Detroit’s police and fire departments have a separate pension system. After the bankruptcy, terms for those pensioners are different than for other city workers. Nothing was cut from police and fire pension checks, and they retained 45 percent of their cost of living allowances.

But for both groups, reductions in health care benefits were staggering.

Annamarie Sysling

“The biggest hit personally, and to our members was the loss of health care. Police and fire don’t participate in social security so many of ours don’t qualify for Medicare,” says Don Taylor, president of the Retired Detroit Police and Firefighters Association. “Personally I worked side jobs so I did qualify for Medicare, but the additional cost that I assumed when the bankruptcy went into effect, I went from paying basically zero for healthcare premiums to roughly $950 a month.”

The city slashed its estimated $4.3 billion dollar obligation for healthcare and other benefits by 90 percent. But in doing so retirees were essentially left to fund their own health care plans.

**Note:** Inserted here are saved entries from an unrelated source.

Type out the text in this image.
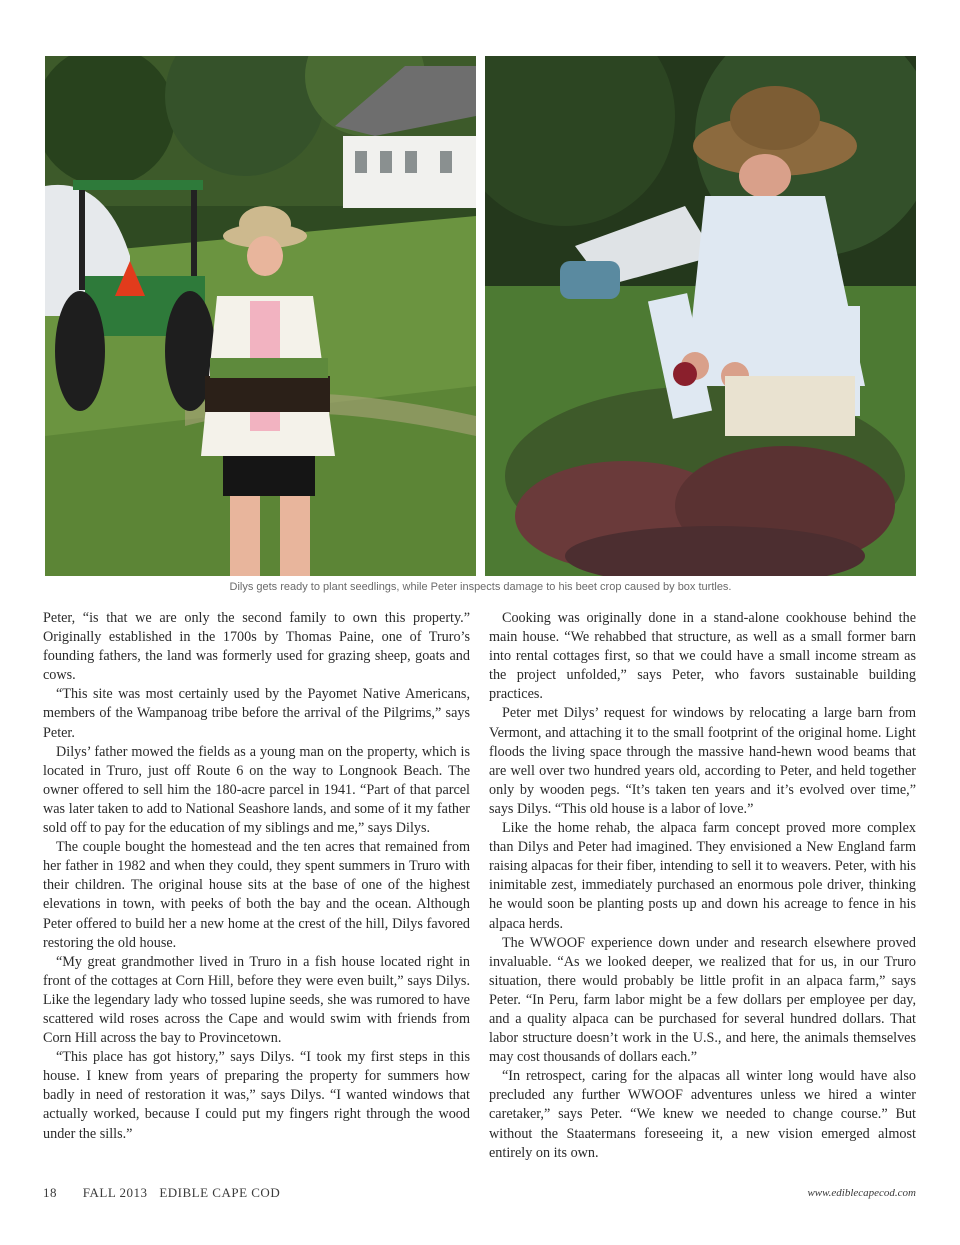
Dilys gets ready to plant seedlings, while Peter inspects damage to his beet crop caused by box turtles.

Peter, “is that we are only the second family to own this property.” Originally established in the 1700s by Thomas Paine, one of Truro’s founding fathers, the land was formerly used for grazing sheep, goats and cows.

“This site was most certainly used by the Payomet Native Americans, members of the Wampanoag tribe before the arrival of the Pilgrims,” says Peter.

Dilys’ father mowed the fields as a young man on the property, which is located in Truro, just off Route 6 on the way to Longnook Beach. The owner offered to sell him the 180-acre parcel in 1941. “Part of that parcel was later taken to add to National Seashore lands, and some of it my father sold off to pay for the education of my siblings and me,” says Dilys.

The couple bought the homestead and the ten acres that remained from her father in 1982 and when they could, they spent summers in Truro with their children. The original house sits at the base of one of the highest elevations in town, with peeks of both the bay and the ocean. Although Peter offered to build her a new home at the crest of the hill, Dilys favored restoring the old house.

“My great grandmother lived in Truro in a fish house located right in front of the cottages at Corn Hill, before they were even built,” says Dilys. Like the legendary lady who tossed lupine seeds, she was rumored to have scattered wild roses across the Cape and would swim with friends from Corn Hill across the bay to Provincetown.

“This place has got history,” says Dilys. “I took my first steps in this house. I knew from years of preparing the property for summers how badly in need of restoration it was,” says Dilys. “I wanted windows that actually worked, because I could put my fingers right through the wood under the sills.”

Cooking was originally done in a stand-alone cookhouse behind the main house. “We rehabbed that structure, as well as a small former barn into rental cottages first, so that we could have a small income stream as the project unfolded,” says Peter, who favors sustainable building practices.

Peter met Dilys’ request for windows by relocating a large barn from Vermont, and attaching it to the small footprint of the original home. Light floods the living space through the massive hand-hewn wood beams that are well over two hundred years old, according to Peter, and held together only by wooden pegs. “It’s taken ten years and it’s evolved over time,” says Dilys. “This old house is a labor of love.”

Like the home rehab, the alpaca farm concept proved more complex than Dilys and Peter had imagined. They envisioned a New England farm raising alpacas for their fiber, intending to sell it to weavers. Peter, with his inimitable zest, immediately purchased an enormous pole driver, thinking he would soon be planting posts up and down his acreage to fence in his alpaca herds.

The WWOOF experience down under and research elsewhere proved invaluable. “As we looked deeper, we realized that for us, in our Truro situation, there would probably be little profit in an alpaca farm,” says Peter. “In Peru, farm labor might be a few dollars per employee per day, and a quality alpaca can be purchased for several hundred dollars. That labor structure doesn’t work in the U.S., and here, the animals themselves may cost thousands of dollars each.”

“In retrospect, caring for the alpacas all winter long would have also precluded any further WWOOF adventures unless we hired a winter caretaker,” says Peter. “We knew we needed to change course.” But without the Staatermans foreseeing it, a new vision emerged almost entirely on its own.

18 FALL 2013 EDIBLE CAPE COD	www.ediblecapecod.com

Retired Detroit firefighter John Tucker says because of his other personal investments, he’s in a better position than some of his former co-workers. But he says he’s still feeling the impact of the cuts.

“After 36 years I thought my wife and myself would receive health care the rest of our life, and it’s gone now,” Tucker says. “Public employees historically work for less hourly pay because they have a promise for better benefits and better promise of better pension in retirement and now, like I say I was 10 years into retirement and all of the sudden the bankruptcy occurred, and we lost mainly we lost the healthcare benefit.”

Similar to when two of Detroit’s Big Three automakers reconfigured employee health care programs to save money, part of Detroit’s financial restructuring included the formation of new committees responsible for managing retiree health care benefits: Voluntary Employee Beneficiary Associations that operate as health care trusts for retirees, who have had to navigate another system for their benefits.

Lightsey says the fact that the Affordable Health Care Act was going into effect at the same time Detroit’s bankruptcy was taking away retiree benefits made the new systems even more complicated. “We have a very little amount of money for what we need and we are trying to be very conservative and give the retirees the best that we can and not change things too much for them because they’ve had enough uncertainty in the last two years,” Lightsey says.

During the proceedings as settlements were announced, city and state officials praised Lightsey for her work in helping reach deals with pensioners. Indeed a majority of pensioners who voted on the Plan of Adjustment last year did so in favor of the settlements.

But some retirees remain critical of Lightsey and the settlement. Rudolph Markoe says his rights were not adequately represented during the bankruptcy proceedings. “The people who were supposed to be our advocates, at the end of the day, they all sold us out for whatever silver they got out of the deal. And you feel abandoned you feel lied to, you feel cheated,” he says.

Markoe is a member of another retiree group. It’s called the Detroit Active and Retired Employees Association.

“Principally we are a group that have been and continue to be concerned about the Detroit bankruptcy especially as it adversely affected our pensions,” says the group’s president, William Davis. “The whole thing was just wrong and as far as we’re concerned it was illegal.”

Davis says his group is continuing its fight in court. In September a federal judge in Detroit threw out the latest appeal challenging the city’s bankruptcy. Several other challenges have been unsuccessful. But Davis says he expected the rejection and is taking the case to the U.S. 6th Circuit Court of Appeals.

Annamarie Sysling

“Our constitutional rights were violated,” he says. “It’s just wrong on so many levels.”

One year after the city’s exit from the largest municipal bankruptcy in history, many Detroit retirees have moved on, trading feelings of indignant confusion for the bittersweet hope that their financial sacrifices will go toward creating a better and more stable city.But there are still some retirees who refuse to see the bankruptcy as a thing of the past.